House Democrats have also questioned whether Zinke has the authority to independently pursue a land exchange within the refuge (E&E Daily, Oct. 20, 2017).

Controversial issue

The land exchange was included in the Omnibus Public Land Management Act of 2009, pending review and approval by the Interior secretary.

But then-Interior Secretary Sally Jewell rejected the land exchange and the Izembek road in 2013 because she said they would fragment a crucial wetland and tarnish a formally designated wilderness area within the refuge.

The documents obtained by Defenders describe a "push" for the land exchange that originates from Zinke’s office.

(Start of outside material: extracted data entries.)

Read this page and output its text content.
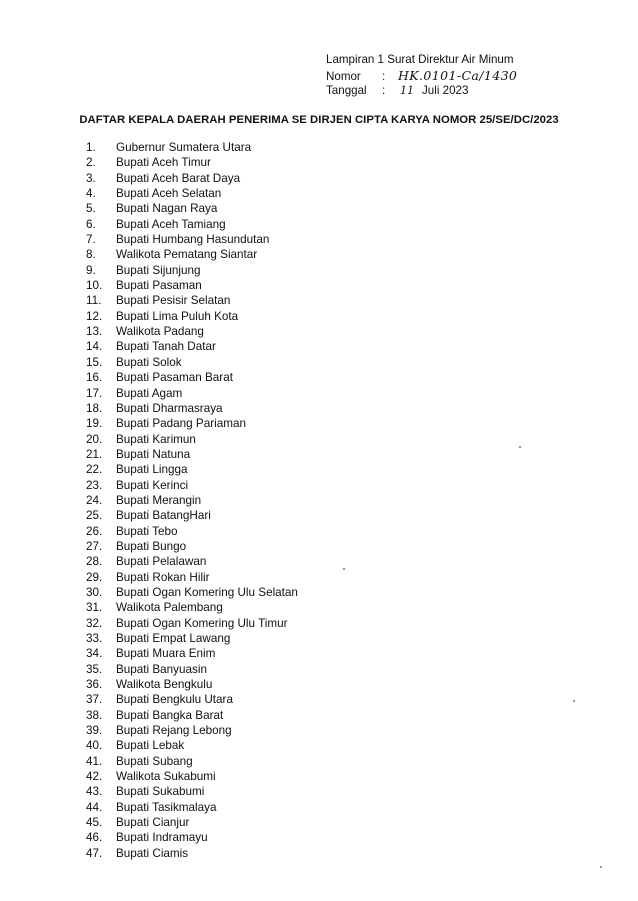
Lampiran 1 Surat Direktur Air Minum
Nomor	:	HK.0101-Ca/1430
Tanggal	:	11 Juli 2023
DAFTAR KEPALA DAERAH PENERIMA SE DIRJEN CIPTA KARYA NOMOR 25/SE/DC/2023
1.	Gubernur Sumatera Utara
2.	Bupati Aceh Timur
3.	Bupati Aceh Barat Daya
4.	Bupati Aceh Selatan
5.	Bupati Nagan Raya
6.	Bupati Aceh Tamiang
7.	Bupati Humbang Hasundutan
8.	Walikota Pematang Siantar
9.	Bupati Sijunjung
10.	Bupati Pasaman
11.	Bupati Pesisir Selatan
12.	Bupati Lima Puluh Kota
13.	Walikota Padang
14.	Bupati Tanah Datar
15.	Bupati Solok
16.	Bupati Pasaman Barat
17.	Bupati Agam
18.	Bupati Dharmasraya
19.	Bupati Padang Pariaman
20.	Bupati Karimun
21.	Bupati Natuna
22.	Bupati Lingga
23.	Bupati Kerinci
24.	Bupati Merangin
25.	Bupati BatangHari
26.	Bupati Tebo
27.	Bupati Bungo
28.	Bupati Pelalawan
29.	Bupati Rokan Hilir
30.	Bupati Ogan Komering Ulu Selatan
31.	Walikota Palembang
32.	Bupati Ogan Komering Ulu Timur
33.	Bupati Empat Lawang
34.	Bupati Muara Enim
35.	Bupati Banyuasin
36.	Walikota Bengkulu
37.	Bupati Bengkulu Utara
38.	Bupati Bangka Barat
39.	Bupati Rejang Lebong
40.	Bupati Lebak
41.	Bupati Subang
42.	Walikota Sukabumi
43.	Bupati Sukabumi
44.	Bupati Tasikmalaya
45.	Bupati Cianjur
46.	Bupati Indramayu
47.	Bupati Ciamis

Indeed, Zinke has made the land exchange a priority, according to the documents. Defenders pointed to a "Top 10 U.S. Fish and Wildlife Service Priorities" document that ranks the Izembek land exchange at No. 4 on the list.

Interior directed FWS to explore "an administrative land exchange," and in June, the service granted the Alaska Department of Transportation a special-use permit to conduct surveys "for road routes" in the refuge, the documents show.

News that a land swap has been agreed to comes nearly six months after the House approved H.R. 218, sponsored by Rep. Don Young (R-Alaska), which would authorize the exchange of state land for 206 acres of federal land needed for the road (Greenwire, July 20, 2017).

The Senate version of Young’s bill, S. 101, sponsored by Energy and Natural Resources Chairwoman Lisa Murkowski (R-Alaska) and fellow Alaska Sen. Dan Sullivan (R), remains in limbo.

Murkowski, who has long advocated for the Izembek road as a public safety issue for the residents of King Cove, could not be reached for comment.